Application Controlled Data Persistence (ACDP)

Overview

This page describes some key characteristics of ACDP and a few features of its implementation in Java.

ACDP is the result of many years of ambivalent experience with SQL and relational database systems from different vendors in connection with the persistent storage of complex data structures. This is why this page ends with a few points of criticism regarding the use of common database management systems.

If your interest in ACDP is not satisfied after reading this page, you can follow the links in the colored header bar:

• Tutorial invites you to get your hands dirty and to learn in a playful way how to use Java ACDP and what you can do with it.
• Javadoc describes the API of Java ACDP in all details.
• License describes the conditions under which you can use the source code of Java ACDP.
• Download provides the source code of Java ACDP and the example used in the tutorial.
• About gives some information about me.

The remaining sections of this page are

Main Characteristics

• ACDP and the programs that access persistent data are written in the same programming language and preferably run in the same process.
• Navigational: Data can be efficiently accessed via references following the directed edges of an object graph.
• Built-in data types
  • include the array type
  • match the data types of the programming language
  • can be extended with customized data types
• Thanks to strongly typed tables, columns and values, robust persistence layers of multi-tier applications and services can be programmed relatively easily.
• No SQL: Queries are programmed.
• Currently, ACDP is only implemented in Java. See the feature list of Java ACDP below.

More Characteristics

• Writing program code for a data model described with a UML class diagram is straightforward.
• By bringing persistent data as close as possible to the programs that access them, ACDP facilitates the implementation of a service-oriented architecture in which data is read in a domain-specific context and exclusively changed in compliance with domain-specific constraints. This is in contrast to a dedicated DB server that accepts and processes SQL statements outside of a domain-specific context.
• Tables are sequences of rows and a row contains a sequence of values. If the same read-only query is executed twice, an iteration of the result returns the records in the same order.
• Transactions are never executed concurrently, but one after the other. As a result, clients do not have to expect ACDP to roll back unexpectedly, as is the case with traditional DBM systems when a deadlock must be prevented due to the concurrent execution of mutually interfering transactions.
• Nested transactions work as one would naturally expect.

Features of Java ACDP

• A database can be stored in the form of a single, highly compressed file and, as a read-only database, can be operated with excellent performance in main memory.
• Encryption can be enabled providing a customized cipher.
• Supports Java's streams API so that queries can be formulated in a functional style.
• Relies on Java's NIO package and thus on the performance of the file system of the underlying operating system.
• Does not use third-party Java libraries or program files (such as database drivers). There is no magical class enhancement, no leaky abstraction layer, no tricks, no excuses.
• Java ACDP is free of charge, open source, and licensed under the permissive Lida License.

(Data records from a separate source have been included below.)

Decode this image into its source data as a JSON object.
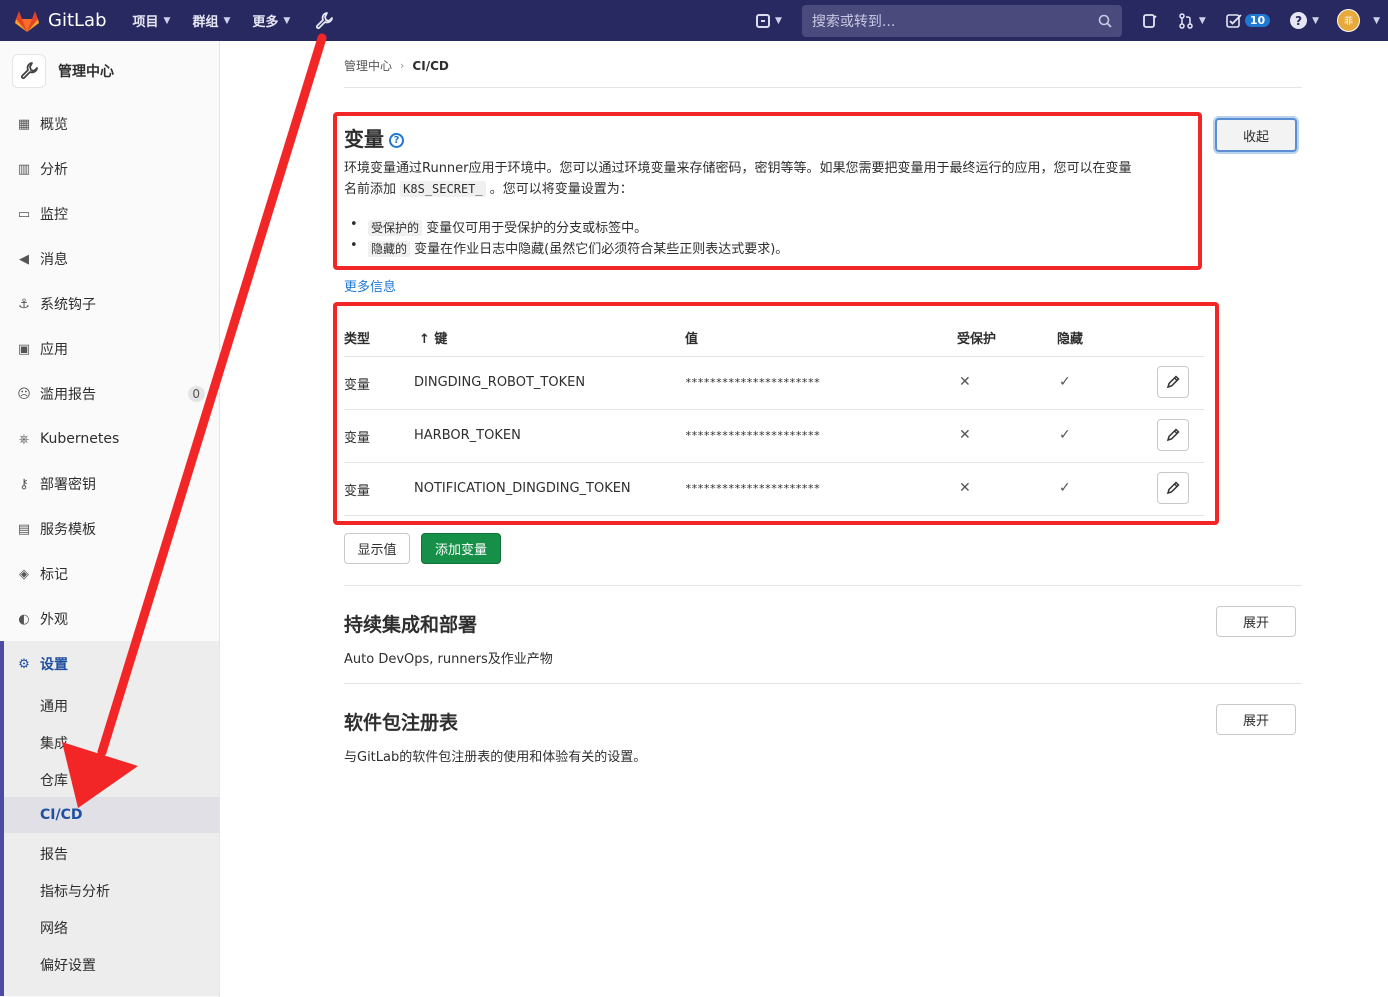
{
  "navbar": {
    "brand": "GitLab",
    "menu": [
      {
        "label": "项目"
      },
      {
        "label": "群组"
      },
      {
        "label": "更多"
      }
    ],
    "search_placeholder": "搜索或转到...",
    "todo_count": "10",
    "avatar_text": "菲"
  },
  "sidebar": {
    "title": "管理中心",
    "items": [
      {
        "label": "概览",
        "icon": "overview-icon"
      },
      {
        "label": "分析",
        "icon": "analytics-icon"
      },
      {
        "label": "监控",
        "icon": "monitor-icon"
      },
      {
        "label": "消息",
        "icon": "messages-icon"
      },
      {
        "label": "系统钩子",
        "icon": "hook-icon"
      },
      {
        "label": "应用",
        "icon": "applications-icon"
      },
      {
        "label": "滥用报告",
        "icon": "abuse-icon",
        "count": "0"
      },
      {
        "label": "Kubernetes",
        "icon": "kubernetes-icon"
      },
      {
        "label": "部署密钥",
        "icon": "key-icon"
      },
      {
        "label": "服务模板",
        "icon": "template-icon"
      },
      {
        "label": "标记",
        "icon": "label-icon"
      },
      {
        "label": "外观",
        "icon": "appearance-icon"
      }
    ],
    "settings": {
      "label": "设置",
      "sub": [
        "通用",
        "集成",
        "仓库",
        "CI/CD",
        "报告",
        "指标与分析",
        "网络",
        "偏好设置"
      ]
    }
  },
  "breadcrumb": {
    "parent": "管理中心",
    "current": "CI/CD"
  },
  "variables": {
    "title": "变量",
    "description_1": "环境变量通过Runner应用于环境中。您可以通过环境变量来存储密码，密钥等等。如果您需要把变量用于最终运行的应用，您可以在变量",
    "description_2_pre": "名前添加",
    "description_2_code": "K8S_SECRET_",
    "description_2_post": "。您可以将变量设置为：",
    "bullet_1_code": "受保护的",
    "bullet_1_text": "变量仅可用于受保护的分支或标签中。",
    "bullet_2_code": "隐藏的",
    "bullet_2_text": "变量在作业日志中隐藏(虽然它们必须符合某些正则表达式要求)。",
    "more_info": "更多信息",
    "collapse_label": "收起",
    "columns": {
      "type": "类型",
      "key": "↑ 键",
      "value": "值",
      "protected": "受保护",
      "masked": "隐藏"
    },
    "rows": [
      {
        "type": "变量",
        "key": "DINGDING_ROBOT_TOKEN",
        "value": "**********************",
        "protected": "✕",
        "masked": "✓"
      },
      {
        "type": "变量",
        "key": "HARBOR_TOKEN",
        "value": "**********************",
        "protected": "✕",
        "masked": "✓"
      },
      {
        "type": "变量",
        "key": "NOTIFICATION_DINGDING_TOKEN",
        "value": "**********************",
        "protected": "✕",
        "masked": "✓"
      }
    ],
    "reveal_label": "显示值",
    "add_label": "添加变量"
  },
  "ci_section": {
    "title": "持续集成和部署",
    "description": "Auto DevOps, runners及作业产物",
    "expand_label": "展开"
  },
  "registry_section": {
    "title": "软件包注册表",
    "description": "与GitLab的软件包注册表的使用和体验有关的设置。",
    "expand_label": "展开"
  },
  "colors": {
    "navbar": "#292961",
    "highlight": "#f22626",
    "link": "#1f78d1",
    "success": "#168f48"
  }
}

Shortcomings with Database Management Systems

• DBMS and client often run in separate processes, so that the processes have to communicate with each other for each data exchange. If, in addition, DBMS and client run on dedicated servers, the servers must communicate with each other for each data exchange. All of this comes at a price and definitely does not reduce the error-proneness of the overall system.
• Operating a dedicated DB server tempts you to access the persistent data in an uncontrolled manner and to change data outside of a domain-specific context.
• Data types provided by the DBMS must be matched to data types provided by the programming language in which clients are written. Furthermore, the relational database model has no native array type.
• The relational database model and SQL are ideal when it comes to executing arbitrary ad hoc queries. However, in the realm of objects, data access does not naturally take place ad-hoc, but follows the directed edges of an object graph. The most effective way to implement a link from one object to another is to store a reference, just like objects are referenced in main memory. In the relational database model, however, the reference type is not intended.
• In the relational database model a relation consists of a set of tuples. The order in which the tuples of a relation are returned in the result of a query as well as the order, in which the values of a tuple are returned, is therefore undefined. If the same read-only query is executed twice, an iteration of the result may return the records in different orders.
• Object-relational mappers, so called ORMs, are to abstract from the relational database model. The popularity of ORMs shows that the use of RDBM systems is not ideal. However, ORMs themselves are a target of criticism, as can be seen on Wikipedia:

  Disadvantages of ORM tools generally stem from the high level of abstraction obscuring what is actually happening in the implementation code. Also, heavy reliance on ORM software has been cited as a major factor in producing poorly designed databases.

  Experience has shown me that an ORM actually slows down the underlying RDBMS in non-trivial scenarios even after numerous manual adjustments. In practice, an ORM cannot fulfill the promise of dealing only with an object model that abstracts from the underlying relational data model, especially if the data model is complex, i.e. precisely in those cases where such an abstraction would be particularly helpful.